Load the train dataset from the tsv files stored in your Google Drive. Split it into train and validation datasets.

In [None]:
import pandas as pd

In [None]:
df = pd.read_csv(
    "/content/drive/My Drive/ldsa-dl-course-data/labeledTrainData.tsv",
    header=0,
    delimiter="\t",
    quoting=3,
)

df_shuffled = df.sample(frac=1, random_state=1).reset_index()

df_train = df_shuffled.iloc[:20000]
df_val = df_shuffled.iloc[20000:25000]

## 3) Vectorization

Use Bag-of-Words for vectorizing the dataset.

In [None]:
from sklearn.feature_extraction.text import CountVectorizer

In [None]:
cv = CountVectorizer(lowercase=True, max_features=10_000, stop_words="english")

cv.fit(df_train["review"])

X_train = cv.transform(df_train["review"])
X_val = cv.transform(df_val["review"])

## 4) Data loader

Create a data PyTorch `Dataset` and corresponding `DataLoader` for the train and validation datasets.

In [None]:
import torch
from torch.utils.data import Dataset, DataLoader

In [None]:
class TextDataset(Dataset):
    def __init__(self, X, y):
        self.features = torch.tensor(X, dtype=torch.float32)
        self.labels = torch.tensor(y, dtype=torch.int64)

    def __getitem__(self, index):
        x = self.features[index]
        y = self.labels[index]
        return x, y

    def __len__(self):
        return self.labels.shape[0]

In [None]:
train_ds = TextDataset(X_train.todense(), df_train["sentiment"].values)

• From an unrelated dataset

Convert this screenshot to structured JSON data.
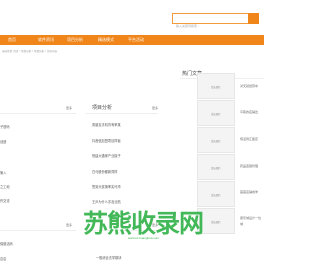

train_loader = DataLoader(
    dataset=train_ds,
    batch_size=32,
    shuffle=True,
)

In [None]:
val_ds = TextDataset(X_val.todense(), df_val["sentiment"].values)

val_loader = DataLoader(
    dataset=val_ds,
    batch_size=32,
    shuffle=True,
)

In [None]:
for batch_idx, (features, class_labels) in enumerate(train_loader):
    break

features.shape

## 5) Model definition

Define a PyTorch model.

In [None]:
class LogisticRegression(torch.nn.Module):
    def __init__(self, num_features, num_classes):
        super().__init__()
        self.linear = torch.nn.Linear(num_features, num_classes)

    def forward(self, x):
        logits = self.linear(x)
        return logits


model = LogisticRegression(num_features=10_000, num_classes=2)

## 6) Model training

Define your training loop using vanilla PyTorch.